L’enantiodromos, la fourche de la vie

Créon se métamorphose en tyran. Il devient ce qu’il imagine devoir être. C’est l’enantiodromos, ce moment et ce lieu chez les Grecs, qui dit la véritable nature d’un homme quand, à la croisée des chemins, il doit se confronter au choix de la route à suivre. L’enantiodromos est la fourche où naît celui qui devient… À l’instar d’un parvenu prenant possession de la foudre de Zeus, il manque à Créon l’éducation et la compréhension de son pouvoir qui ne peuvent lui être données que par l’autorité. Créon pense en matière de droit quand il devrait d’abord penser en matière de devoir.
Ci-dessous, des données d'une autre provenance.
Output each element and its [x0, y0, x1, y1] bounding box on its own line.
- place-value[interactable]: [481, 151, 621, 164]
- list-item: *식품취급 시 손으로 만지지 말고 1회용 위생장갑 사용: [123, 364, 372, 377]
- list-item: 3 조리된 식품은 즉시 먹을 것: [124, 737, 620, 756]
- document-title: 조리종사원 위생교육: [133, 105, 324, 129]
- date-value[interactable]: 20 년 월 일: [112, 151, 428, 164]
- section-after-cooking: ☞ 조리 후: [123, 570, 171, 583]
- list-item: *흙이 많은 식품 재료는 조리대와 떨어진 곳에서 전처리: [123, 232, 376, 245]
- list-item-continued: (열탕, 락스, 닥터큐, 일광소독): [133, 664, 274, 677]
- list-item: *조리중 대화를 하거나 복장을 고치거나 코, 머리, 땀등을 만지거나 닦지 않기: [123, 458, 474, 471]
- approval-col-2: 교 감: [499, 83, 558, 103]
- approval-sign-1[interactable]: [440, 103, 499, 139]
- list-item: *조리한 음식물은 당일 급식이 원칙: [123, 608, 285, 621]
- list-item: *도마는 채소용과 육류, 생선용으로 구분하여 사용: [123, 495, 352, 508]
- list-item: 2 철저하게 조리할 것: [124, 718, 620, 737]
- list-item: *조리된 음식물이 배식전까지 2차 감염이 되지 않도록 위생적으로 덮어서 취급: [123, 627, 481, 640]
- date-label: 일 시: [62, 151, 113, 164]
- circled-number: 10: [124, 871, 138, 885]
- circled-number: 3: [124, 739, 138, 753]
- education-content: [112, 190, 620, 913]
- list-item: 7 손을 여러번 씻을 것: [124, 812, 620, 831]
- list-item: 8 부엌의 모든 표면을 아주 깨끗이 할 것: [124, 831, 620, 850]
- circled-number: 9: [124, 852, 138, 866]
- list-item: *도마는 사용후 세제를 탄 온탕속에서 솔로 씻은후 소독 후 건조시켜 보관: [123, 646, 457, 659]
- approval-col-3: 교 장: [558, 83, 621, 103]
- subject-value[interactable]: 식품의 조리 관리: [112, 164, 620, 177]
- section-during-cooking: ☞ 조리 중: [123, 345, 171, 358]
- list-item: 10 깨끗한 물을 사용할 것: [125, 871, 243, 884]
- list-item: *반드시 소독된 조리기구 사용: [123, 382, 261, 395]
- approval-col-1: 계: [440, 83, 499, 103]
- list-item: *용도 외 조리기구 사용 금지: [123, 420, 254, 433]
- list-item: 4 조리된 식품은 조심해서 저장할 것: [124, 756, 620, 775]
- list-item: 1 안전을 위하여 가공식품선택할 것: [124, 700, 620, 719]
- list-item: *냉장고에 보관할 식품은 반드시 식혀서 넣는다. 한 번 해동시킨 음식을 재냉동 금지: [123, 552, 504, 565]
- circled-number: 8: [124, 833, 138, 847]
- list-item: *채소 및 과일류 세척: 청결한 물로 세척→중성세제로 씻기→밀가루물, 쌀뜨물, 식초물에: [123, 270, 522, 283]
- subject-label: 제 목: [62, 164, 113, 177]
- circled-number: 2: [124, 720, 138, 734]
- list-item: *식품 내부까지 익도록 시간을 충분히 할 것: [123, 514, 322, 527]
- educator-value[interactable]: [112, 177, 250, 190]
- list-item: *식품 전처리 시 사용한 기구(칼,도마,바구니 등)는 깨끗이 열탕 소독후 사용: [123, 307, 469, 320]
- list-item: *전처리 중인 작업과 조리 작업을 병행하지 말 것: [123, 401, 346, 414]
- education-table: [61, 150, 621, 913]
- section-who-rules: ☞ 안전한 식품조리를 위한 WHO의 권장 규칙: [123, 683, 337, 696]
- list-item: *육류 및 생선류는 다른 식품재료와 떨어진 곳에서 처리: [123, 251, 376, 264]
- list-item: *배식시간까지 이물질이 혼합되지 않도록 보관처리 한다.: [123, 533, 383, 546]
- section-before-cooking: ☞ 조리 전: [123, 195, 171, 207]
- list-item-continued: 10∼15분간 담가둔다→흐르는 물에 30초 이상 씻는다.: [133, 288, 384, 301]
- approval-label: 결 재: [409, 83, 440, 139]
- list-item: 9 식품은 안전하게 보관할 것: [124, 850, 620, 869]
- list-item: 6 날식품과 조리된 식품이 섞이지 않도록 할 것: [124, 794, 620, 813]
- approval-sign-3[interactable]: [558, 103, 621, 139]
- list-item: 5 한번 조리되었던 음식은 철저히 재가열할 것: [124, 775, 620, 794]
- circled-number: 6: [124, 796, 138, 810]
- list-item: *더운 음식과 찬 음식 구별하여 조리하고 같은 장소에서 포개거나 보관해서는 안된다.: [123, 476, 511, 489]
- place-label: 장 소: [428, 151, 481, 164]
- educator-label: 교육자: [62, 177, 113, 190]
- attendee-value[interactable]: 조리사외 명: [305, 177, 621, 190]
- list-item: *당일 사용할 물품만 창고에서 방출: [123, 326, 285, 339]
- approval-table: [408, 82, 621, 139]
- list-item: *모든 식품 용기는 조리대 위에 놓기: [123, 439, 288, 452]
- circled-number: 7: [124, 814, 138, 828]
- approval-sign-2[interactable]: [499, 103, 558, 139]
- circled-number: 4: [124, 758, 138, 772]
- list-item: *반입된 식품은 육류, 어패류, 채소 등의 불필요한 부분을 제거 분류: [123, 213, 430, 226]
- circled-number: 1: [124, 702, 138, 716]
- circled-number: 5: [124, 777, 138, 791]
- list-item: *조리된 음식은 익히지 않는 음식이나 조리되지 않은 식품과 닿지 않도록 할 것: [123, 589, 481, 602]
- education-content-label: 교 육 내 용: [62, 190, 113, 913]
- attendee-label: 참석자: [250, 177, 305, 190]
Être soi n’est jamais une habitude, l’identité est une recherche et une affirmation, un enantiodromos permanent, comme un état de siège, qui suis-je ? Où vais-je ? Il faut sans cesse se remettre en question et explorer le mystère de la vie, mais caparaçonné de ce que l’on sait de soi et de l’accord de soi au monde, c’est-à-dire qu’il y a quelques certitudes, il ne peut pas ne rien y avoir, sinon il n’y a pas d’Antigone…

Prendre sur soi, une transfiguration

Il est difficile de comprendre à notre époque où règne l’individualisme que l’action d’endosser la faute que l’on ne pense pas de soi, que l’on pense de l’autre, mais qui forcément est aussi de soi, forcément, car j’ai déjà commis ce genre de faute par action ou par omission, cette faute ne m’est pas inconnue, l’action d’endosser la faute qui même si elle n’est pas de soi, aurait pu l’être, endosser donc la possibilité de l’exposition de ma faiblesse, moment d’humilité intense et prodigieux, transgresse mon moi et l’oblige à sortir de son confort ; ce geste provoque, sans même que j’ai à l’appeler de mes vœux ou à le rechercher, la traversée de la membrane qui me sépare d’un autre en moi que j’ignore encore, un autre qui surpasse ma nature, peut-être un autre prêter-naturel, la transfiguration qui me permet de devenir plus que moi.